Kerry confident GB have the edge

Great Britain women's hockey coach Danny Kerry believes his squad not only have a physical advantage over their Olympic opponents but a mental one as well.

Kerry regards his team as the fittest in the world but the work they have done over the last three years has improved their minds as well as their bodies. At the beginning of the GB programme the squad was taken on a two-day Royal Marines training exercise, not unusual for sports teams, which Kerry thinks the players detested.

But he has pushed them in various other ways, including undertaking specific psychological training as well as getting them to perform comedy shows for the backroom and office staff - which they hated even more.

"We have done a huge amount of work around team building, character and self-awareness which involved them understanding themselves and each other better," he said. "That has allowed them to self-regulate and understand how to get themselves in the right place and how to work with people under pressure - including myself.

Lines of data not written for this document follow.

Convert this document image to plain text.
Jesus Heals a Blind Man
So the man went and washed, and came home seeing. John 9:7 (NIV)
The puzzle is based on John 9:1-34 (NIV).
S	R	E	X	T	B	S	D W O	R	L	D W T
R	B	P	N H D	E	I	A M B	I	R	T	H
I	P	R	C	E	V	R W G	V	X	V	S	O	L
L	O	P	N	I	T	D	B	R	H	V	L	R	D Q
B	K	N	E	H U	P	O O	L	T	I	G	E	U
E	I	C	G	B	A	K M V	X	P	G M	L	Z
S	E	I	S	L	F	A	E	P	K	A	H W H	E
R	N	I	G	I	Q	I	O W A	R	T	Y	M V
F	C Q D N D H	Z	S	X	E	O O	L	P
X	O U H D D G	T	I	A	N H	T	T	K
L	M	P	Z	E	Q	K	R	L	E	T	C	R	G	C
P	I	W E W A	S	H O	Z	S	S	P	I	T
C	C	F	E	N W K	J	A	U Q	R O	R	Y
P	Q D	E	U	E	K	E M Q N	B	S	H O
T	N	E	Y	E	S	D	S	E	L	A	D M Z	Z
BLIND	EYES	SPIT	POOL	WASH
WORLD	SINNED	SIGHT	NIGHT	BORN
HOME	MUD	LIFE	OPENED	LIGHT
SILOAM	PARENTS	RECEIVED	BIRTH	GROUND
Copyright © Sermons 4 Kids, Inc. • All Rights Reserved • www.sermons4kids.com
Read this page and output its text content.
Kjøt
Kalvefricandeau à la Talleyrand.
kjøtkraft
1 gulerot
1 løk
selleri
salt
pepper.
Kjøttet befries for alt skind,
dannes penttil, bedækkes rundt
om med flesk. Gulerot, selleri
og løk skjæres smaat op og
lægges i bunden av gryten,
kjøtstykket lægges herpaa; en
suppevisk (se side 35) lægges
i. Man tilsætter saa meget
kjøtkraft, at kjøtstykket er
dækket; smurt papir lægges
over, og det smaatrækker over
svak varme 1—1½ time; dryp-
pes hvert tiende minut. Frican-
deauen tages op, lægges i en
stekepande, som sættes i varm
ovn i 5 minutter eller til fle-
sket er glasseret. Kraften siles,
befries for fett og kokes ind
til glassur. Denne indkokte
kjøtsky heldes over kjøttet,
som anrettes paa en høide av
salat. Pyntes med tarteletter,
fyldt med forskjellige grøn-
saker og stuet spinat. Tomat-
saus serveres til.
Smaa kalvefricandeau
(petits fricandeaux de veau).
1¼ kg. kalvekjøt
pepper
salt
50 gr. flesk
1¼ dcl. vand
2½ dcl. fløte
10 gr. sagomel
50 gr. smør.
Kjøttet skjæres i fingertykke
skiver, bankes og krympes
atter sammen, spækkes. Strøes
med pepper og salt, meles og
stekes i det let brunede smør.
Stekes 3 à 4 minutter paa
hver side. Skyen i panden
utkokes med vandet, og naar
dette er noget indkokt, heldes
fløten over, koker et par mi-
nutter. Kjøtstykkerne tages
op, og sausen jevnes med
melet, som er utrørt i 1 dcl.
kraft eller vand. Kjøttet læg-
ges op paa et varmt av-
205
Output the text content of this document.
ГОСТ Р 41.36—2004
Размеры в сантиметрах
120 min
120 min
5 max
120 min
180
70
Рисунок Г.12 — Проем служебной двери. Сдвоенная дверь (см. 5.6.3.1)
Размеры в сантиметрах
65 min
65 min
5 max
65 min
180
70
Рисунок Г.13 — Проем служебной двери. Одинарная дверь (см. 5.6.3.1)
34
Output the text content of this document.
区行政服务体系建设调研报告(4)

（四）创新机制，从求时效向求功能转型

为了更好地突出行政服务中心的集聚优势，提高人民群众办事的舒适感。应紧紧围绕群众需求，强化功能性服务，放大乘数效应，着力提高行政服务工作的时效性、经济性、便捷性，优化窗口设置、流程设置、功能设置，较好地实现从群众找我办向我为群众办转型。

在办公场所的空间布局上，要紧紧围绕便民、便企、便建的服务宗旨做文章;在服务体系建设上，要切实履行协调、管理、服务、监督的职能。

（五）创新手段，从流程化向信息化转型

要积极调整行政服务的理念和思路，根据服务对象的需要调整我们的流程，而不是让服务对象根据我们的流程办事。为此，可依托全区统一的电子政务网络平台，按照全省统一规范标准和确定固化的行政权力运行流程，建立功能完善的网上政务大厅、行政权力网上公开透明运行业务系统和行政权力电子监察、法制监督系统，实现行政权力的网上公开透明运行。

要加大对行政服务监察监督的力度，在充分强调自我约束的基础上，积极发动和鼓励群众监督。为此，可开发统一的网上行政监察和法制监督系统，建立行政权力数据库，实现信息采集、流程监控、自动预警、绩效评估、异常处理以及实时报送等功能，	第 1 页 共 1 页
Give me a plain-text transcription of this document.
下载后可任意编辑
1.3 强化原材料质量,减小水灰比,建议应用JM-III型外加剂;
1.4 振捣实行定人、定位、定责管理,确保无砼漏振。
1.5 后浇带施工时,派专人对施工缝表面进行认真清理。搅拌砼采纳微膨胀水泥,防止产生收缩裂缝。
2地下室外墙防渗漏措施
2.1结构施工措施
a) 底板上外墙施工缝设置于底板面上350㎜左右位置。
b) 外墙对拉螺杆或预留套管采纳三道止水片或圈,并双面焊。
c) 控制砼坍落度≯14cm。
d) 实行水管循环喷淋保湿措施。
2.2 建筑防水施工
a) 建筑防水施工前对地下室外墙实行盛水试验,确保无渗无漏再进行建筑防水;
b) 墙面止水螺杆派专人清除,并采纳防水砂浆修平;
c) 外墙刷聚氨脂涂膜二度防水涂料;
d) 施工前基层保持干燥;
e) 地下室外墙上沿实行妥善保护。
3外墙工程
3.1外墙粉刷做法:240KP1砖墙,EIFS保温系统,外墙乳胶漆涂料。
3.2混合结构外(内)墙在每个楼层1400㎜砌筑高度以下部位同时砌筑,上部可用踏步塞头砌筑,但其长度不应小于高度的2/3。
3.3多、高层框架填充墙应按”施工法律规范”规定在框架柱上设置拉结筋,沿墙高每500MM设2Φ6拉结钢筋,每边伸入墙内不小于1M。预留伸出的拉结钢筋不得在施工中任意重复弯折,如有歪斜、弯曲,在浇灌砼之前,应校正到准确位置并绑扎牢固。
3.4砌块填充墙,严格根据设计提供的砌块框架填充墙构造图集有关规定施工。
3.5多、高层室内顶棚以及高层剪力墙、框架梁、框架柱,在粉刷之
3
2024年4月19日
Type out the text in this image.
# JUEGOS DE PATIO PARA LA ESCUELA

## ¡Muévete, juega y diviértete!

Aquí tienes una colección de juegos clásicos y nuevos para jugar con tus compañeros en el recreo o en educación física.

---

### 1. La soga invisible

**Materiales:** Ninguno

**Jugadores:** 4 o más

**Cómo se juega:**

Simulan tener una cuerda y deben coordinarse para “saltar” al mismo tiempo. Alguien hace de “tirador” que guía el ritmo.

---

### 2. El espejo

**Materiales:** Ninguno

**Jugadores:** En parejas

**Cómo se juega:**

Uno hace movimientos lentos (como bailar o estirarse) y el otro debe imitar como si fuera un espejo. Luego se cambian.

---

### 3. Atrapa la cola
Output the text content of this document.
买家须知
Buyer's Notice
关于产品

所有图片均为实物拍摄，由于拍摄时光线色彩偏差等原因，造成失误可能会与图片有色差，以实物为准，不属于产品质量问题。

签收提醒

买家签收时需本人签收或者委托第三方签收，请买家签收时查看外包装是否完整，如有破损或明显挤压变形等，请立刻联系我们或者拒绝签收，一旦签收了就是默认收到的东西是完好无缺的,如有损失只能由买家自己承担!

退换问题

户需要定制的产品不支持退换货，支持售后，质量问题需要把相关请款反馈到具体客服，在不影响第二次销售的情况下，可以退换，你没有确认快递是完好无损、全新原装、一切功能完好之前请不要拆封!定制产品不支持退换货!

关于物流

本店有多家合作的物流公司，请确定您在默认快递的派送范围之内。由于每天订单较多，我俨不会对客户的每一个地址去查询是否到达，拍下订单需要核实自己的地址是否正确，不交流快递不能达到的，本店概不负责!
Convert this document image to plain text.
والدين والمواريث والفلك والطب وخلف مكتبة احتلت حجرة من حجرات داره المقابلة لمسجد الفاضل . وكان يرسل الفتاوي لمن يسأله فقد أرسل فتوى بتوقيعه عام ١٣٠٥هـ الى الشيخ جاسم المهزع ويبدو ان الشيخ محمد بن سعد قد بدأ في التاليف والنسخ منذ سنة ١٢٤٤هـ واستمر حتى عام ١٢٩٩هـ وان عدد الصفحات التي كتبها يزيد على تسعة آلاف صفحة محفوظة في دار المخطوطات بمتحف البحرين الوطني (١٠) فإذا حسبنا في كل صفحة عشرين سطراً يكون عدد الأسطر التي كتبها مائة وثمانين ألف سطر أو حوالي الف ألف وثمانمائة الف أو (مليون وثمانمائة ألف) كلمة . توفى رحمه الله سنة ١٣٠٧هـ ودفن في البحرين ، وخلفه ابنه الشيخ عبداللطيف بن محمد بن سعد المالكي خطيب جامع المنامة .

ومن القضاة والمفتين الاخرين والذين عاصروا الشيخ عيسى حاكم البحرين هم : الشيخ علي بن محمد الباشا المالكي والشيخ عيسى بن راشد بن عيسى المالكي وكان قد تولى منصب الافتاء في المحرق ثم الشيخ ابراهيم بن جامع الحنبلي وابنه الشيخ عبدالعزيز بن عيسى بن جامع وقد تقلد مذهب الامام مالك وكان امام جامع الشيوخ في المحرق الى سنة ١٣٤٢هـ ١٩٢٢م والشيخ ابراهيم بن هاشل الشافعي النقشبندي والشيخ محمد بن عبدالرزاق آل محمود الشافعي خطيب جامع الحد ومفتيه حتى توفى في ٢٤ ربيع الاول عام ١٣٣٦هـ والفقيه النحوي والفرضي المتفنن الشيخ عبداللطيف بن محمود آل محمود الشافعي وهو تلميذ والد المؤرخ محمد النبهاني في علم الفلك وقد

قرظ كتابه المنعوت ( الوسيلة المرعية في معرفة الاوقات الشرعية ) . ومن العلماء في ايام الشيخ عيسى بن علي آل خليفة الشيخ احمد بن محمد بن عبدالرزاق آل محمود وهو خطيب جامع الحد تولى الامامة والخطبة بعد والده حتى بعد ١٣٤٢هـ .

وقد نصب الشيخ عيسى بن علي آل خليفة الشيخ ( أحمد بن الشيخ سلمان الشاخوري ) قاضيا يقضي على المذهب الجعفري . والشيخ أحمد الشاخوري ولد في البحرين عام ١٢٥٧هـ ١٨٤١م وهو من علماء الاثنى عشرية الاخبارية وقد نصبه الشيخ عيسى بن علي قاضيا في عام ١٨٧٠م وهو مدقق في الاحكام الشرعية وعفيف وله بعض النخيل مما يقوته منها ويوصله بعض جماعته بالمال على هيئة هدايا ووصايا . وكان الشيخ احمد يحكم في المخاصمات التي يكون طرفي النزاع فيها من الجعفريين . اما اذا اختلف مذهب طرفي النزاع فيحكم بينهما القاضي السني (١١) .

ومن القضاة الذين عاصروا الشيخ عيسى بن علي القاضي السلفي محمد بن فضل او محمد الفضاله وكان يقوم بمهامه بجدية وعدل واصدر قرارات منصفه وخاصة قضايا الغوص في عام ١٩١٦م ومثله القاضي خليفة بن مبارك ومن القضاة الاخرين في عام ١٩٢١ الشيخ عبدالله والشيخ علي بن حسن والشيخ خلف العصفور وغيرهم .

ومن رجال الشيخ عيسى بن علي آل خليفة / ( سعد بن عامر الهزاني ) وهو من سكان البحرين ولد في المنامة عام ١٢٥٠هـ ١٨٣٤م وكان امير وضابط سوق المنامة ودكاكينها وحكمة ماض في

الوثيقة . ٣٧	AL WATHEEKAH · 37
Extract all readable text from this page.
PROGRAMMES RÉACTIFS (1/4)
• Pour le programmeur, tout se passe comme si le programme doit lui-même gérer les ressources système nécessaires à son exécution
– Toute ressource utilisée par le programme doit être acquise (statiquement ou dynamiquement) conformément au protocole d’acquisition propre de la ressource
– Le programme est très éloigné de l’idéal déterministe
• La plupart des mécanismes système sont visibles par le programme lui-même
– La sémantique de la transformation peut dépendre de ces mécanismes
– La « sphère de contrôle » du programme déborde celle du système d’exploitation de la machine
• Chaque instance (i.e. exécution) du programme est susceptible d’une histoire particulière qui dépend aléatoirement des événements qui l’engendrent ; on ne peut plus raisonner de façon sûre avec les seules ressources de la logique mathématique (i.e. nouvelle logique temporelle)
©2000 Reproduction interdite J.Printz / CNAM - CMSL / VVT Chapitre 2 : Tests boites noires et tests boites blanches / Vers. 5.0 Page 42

"Where we are, and where we have a cutting edge over some of our opponents, is some of that work. We have tried to move everything to the right end of the spectrum: performance, lifestyle, psychology, strength and conditioning, hockey.

"One of the things I did do, which they hated, was make them do an improv comedy show in which they had to go up on stage and were given an instrument, for example, and told 'Make this funny'. They did a really good job and it was very funny but they hated me for it.

"They could not see the parallels but for me they were obvious. That they didn't enjoy and they questioned the value of it, whereas the Marines thing was obvious as there was a big physicality to it. Underpinning it all were the questions 'Where am I now, where do I need to be?'."

Captain Kate Walsh does not like to be reminded of their time with the Marines in 2010, although being transported around the Olympic village this week by members of that regiment brought the memories flooding back.

"It came at a perfect time as a squad and it started off as bonding and you pushed yourself to a ridiculous limit of fatigue both physically and mentally," she said.

"But it was about being able to look at the person next to you and know what they were feeling without having to say anything."